You own the revenue number for the company. So — when I say there lurks a revenue sucker in your company do your ears perk up? It’s the kind that shows itself clearly, but manages to elude the questioning glare from the board and the executive team year after year. It breaks our backs right as our revenue team thinks we’re about to cross the finish line.
Inherent bias is so deeply entrenched in the traditional revenue forecasting process, and to such a negative outcome, that it is the number one thing a CRO and revenue teams need to tackle in 2019.
Don’t believe me? Read on to be convinced.
According to the CSO Insights 2018 Sales Operations Optimization Study, the top two issues with accurate forecasting are:
- Salespeople are too subjective about close possibilities.
- Sales managers do not investigate their salespeople’s commits well enough.
Think about that. While the majority of the barriers listed here are about data, technology, and methodology, there are two primarily human-factored items. And those two? They are at the top. This means that our biggest revenue forecasting problems are people problems.

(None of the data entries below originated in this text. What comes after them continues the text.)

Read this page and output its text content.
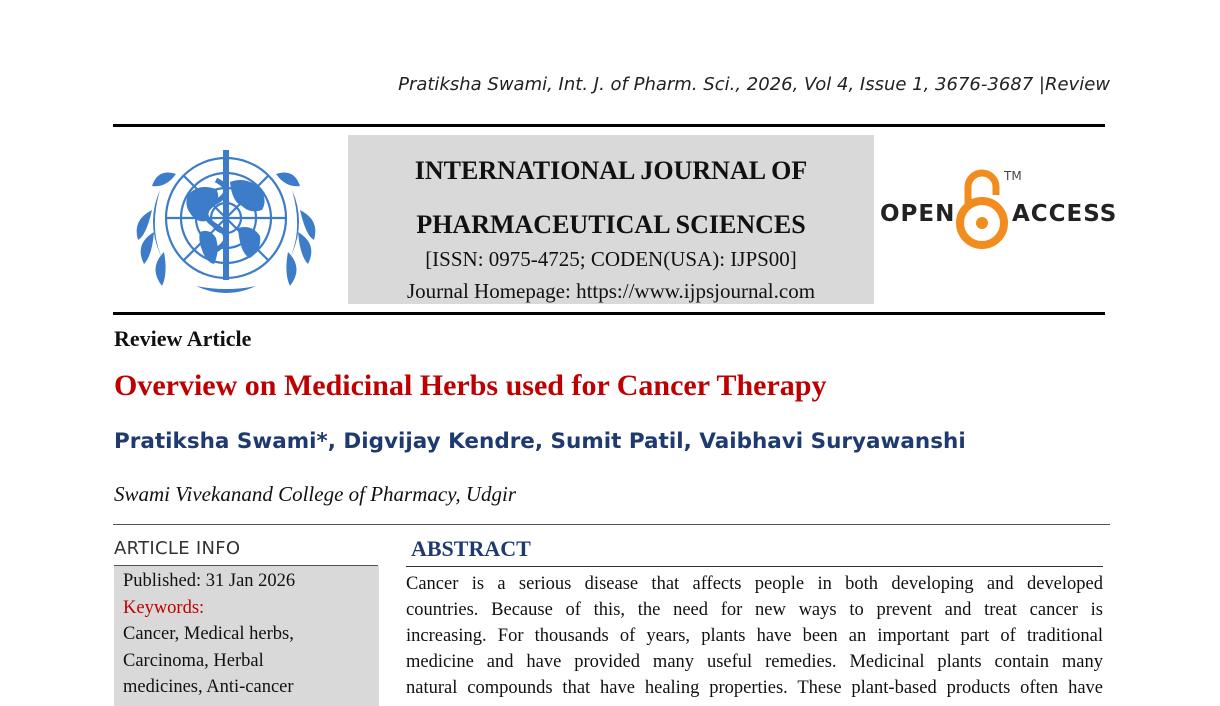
Pratiksha Swami, Int. J. of Pharm. Sci., 2026, Vol 4, Issue 1, 3676-3687 |Review
INTERNATIONAL JOURNAL OF
PHARMACEUTICAL SCIENCES
[ISSN: 0975-4725; CODEN(USA): IJPS00]
Journal Homepage: https://www.ijpsjournal.com
OPEN
TM
ACCESS
Review Article
Overview on Medicinal Herbs used for Cancer Therapy
Pratiksha Swami*, Digvijay Kendre, Sumit Patil, Vaibhavi Suryawanshi
Swami Vivekanand College of Pharmacy, Udgir
ARTICLE INFO
Published: 31 Jan 2026
Keywords:
Cancer, Medical herbs,
Carcinoma, Herbal
medicines, Anti-cancer
ABSTRACT
Cancer is a serious disease that affects people in both developing and developed
countries. Because of this, the need for new ways to prevent and treat cancer is
increasing. For thousands of years, plants have been an important part of traditional
medicine and have provided many useful remedies. Medicinal plants contain many
natural compounds that have healing properties. These plant-based products often have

So let’s set aside the numbers for just a moment. No one has really been able to quantify this inherent bias into measurable data, yet it very clearly exists. Your revenue forecast cannot be relied upon if this bias remains embedded in your forecasting process.
There is, however, an effective way to protect against it: Stack it up next to your inherently unbiased customer activity information.
The Bias Nullifying Your Revenue Forecasting Process
Let’s look at how forecasting goes at a typical organization to see if we can determine the root cause of the gaps we repeatedly see between the forecasted sales numbers and the real deal.
Sometime (probably late) in 2018, the revenue team sat down and created a plan for 2019. They started by looking at bookings and customers to pull an annual run rate. It’s clean and cut: Their customers will pay them X amount next year.
And then they immediately injected bias into it. They said “Because we sold X amount last year, we should hit Y amount next year”. That’s a product of what we believe we can accomplish.
Based on their open pipeline and growth rate, they set a revenue goal for 2019. But that’s a dependent of how well their reps can forecast, and an assumption that their reps will improve (a growth assumption).
They may not have even used that amount of data. Perhaps they decided they just needed to hit X number and then designed a plan they could envision getting them there.
Biased. Sound familiar?
How you’re going to make that number is where the revenue team leaders can inject improvements to make it happen. My suggestion is to look back directly to your customer activity data because it is inherently unbiased.
Combat Sales Subjectivity With Customer Activity Data
As we move further up the funnel into marketing territory, two things begin to happen.
- Our attribution analytics become fuzzier.
- The data our systems capture becomes less and less biased. I.e. We have less and less of an opportunity to influence or inflate because we’re only tracking what our customers are doing.
Now, this should support the notion that our attribution data becomes more clear as we move up the funnel.
You know what I’m about to say. It doesn’t. Not yet.
Consider the opposite side of the funnel: As we push closer to Closed-Won, our attribution is perceived to become clearer. Yet our data is inherently more biased. As an account progresses from stage to stage, more hands touch it, and this muddies it to some extent.
Have you ever seen a rep miss their forecast (not their quota) by more than 20%? Of course you have. CSO Insights’ 2016 Sales Enablement Optimization Study found that only about 57% of salespeople make quota, while just 30% of firms have 75% or more of their salespeople hit quota.
Moreover, less than one third of companies achieve all or a majority of their sales effectiveness objectives.
Guess how many still said “We’re on track to sell way more next year!”
That’s how many firms raised their revenue targets for the following year. Does something with this seem … off? Yes, there is a level of unpredictability in our forecasts. But to what extent?
In the scenario above, what did the rep not know about their buyers? What did the buyers fail to tell that rep? Was the rep too optimistic about where their buyers were in their customer journey?
Want to know who had the answers to these questions? The buyer.
The problem is that they didn’t call them up to answer them directly. But they did answer them. They just did so through action (or lack there of). Your attribution must be set up to properly capture that as data.
To summarize what I mean by “inherently unbiased”:
The further we move away from our customers and away from the data, the greater the likelihood that we are moving further away from the truth.
Our solution to this is to allow the customer to decide.
By collecting and focusing on customer data and account engagement, you can combat subjectivity. These are forward-looking indicators of opportunity success.
When you do this, you gain better answers to common questions that have an impact to velocity, like:
- When should Marketing hand leads to Sales?
- Who in an account must Sales influence?
- Which deals will close?
The benefits of this are measurably huge:
Customer journey alignment between Marketing and Sales improves win rates by as much as 15%, and can increase the lifetime value of each customer by 26%. It requires training of the Sales team on the customer journey, and collection of customer activity data that answers questions a Sales team may not have looked at previously.
To Revenue Team Leaders:
Have you thought about the inherent bias in your revenue forecasting process, or taken steps to remedy it?
Does your revenue cycle align with your customer journey, or are you leaving that valuable customer data un-mined?
The result? A more predictable and repeatable path to revenue.